When anyone ages, it is a natural process for their lung function to slowly reduce. However, for a smoker this can be as much as three times faster. Over years, you can expect to become more and more breathless, until needing constant oxygen, hospital care and then death due to slow suffocation…NOT GOOD.

Nicotine itself is known to cause narrowing of the arteries all over the body, but there is one particular problem that affects you guys out there. Men in their 30s and 40s, who smoke, are much more likely to have erectile dysfunction…now you’re listening aren’t you?! Erection cannot happen if the arteries that lead to the penis are not functioning properly, as the blood flow would be reduced, so stopping your performance before it even gets started.

This narrowing effect increases over time, so if you haven’t got problems now, things could change later (and I’m not apologising for scaring you on that one)…in actual fact, erection problems in smokers may be an early warning signal that cigarettes are already damaging other areas of the body – such as the blood vessels that supply the heart.

The ‘side-stream’ smoke that comes off a cigarette between puffs carries a higher risk than directly inhaled smoke, so you’re not doing your non-smoking partners, kids, friends, etc., any good either…feeling guilty yet…?

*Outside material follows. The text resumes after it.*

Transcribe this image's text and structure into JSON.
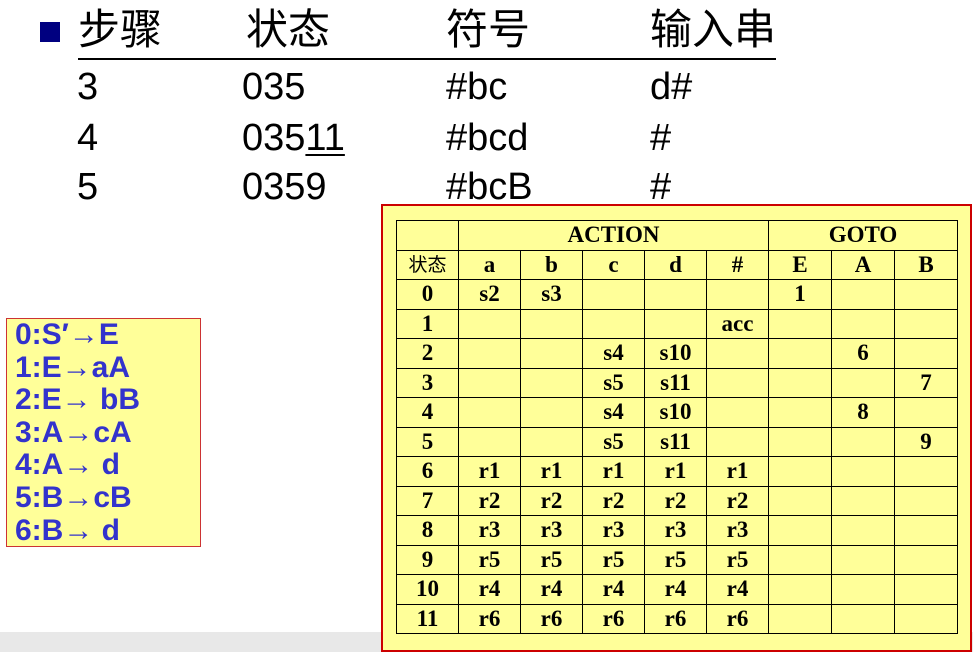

When a child is brought up in a home where one or both parents smoke, the instances of asthma and bronchitis are twice that of non smoking households. The prevalance of allergies is also much higher. There is a much greater risk of cot death and chest infections amongst the very young.

For adults, passive smoking seems to increase the risk of lung cancer, but the evidence for an increased risk of heart disease is not yet conclusive, but what is certain is that non-smokers and ex-smokers can look forward to a healthier old age than smokers.

So after all this, what is my message? Well I hope to have given you one or two things that you had never thought of before to think about. There are folks out there who love you, and there are 100’s of stop smoking programmes to help you too. Go on, give it a go…and stop smoking now!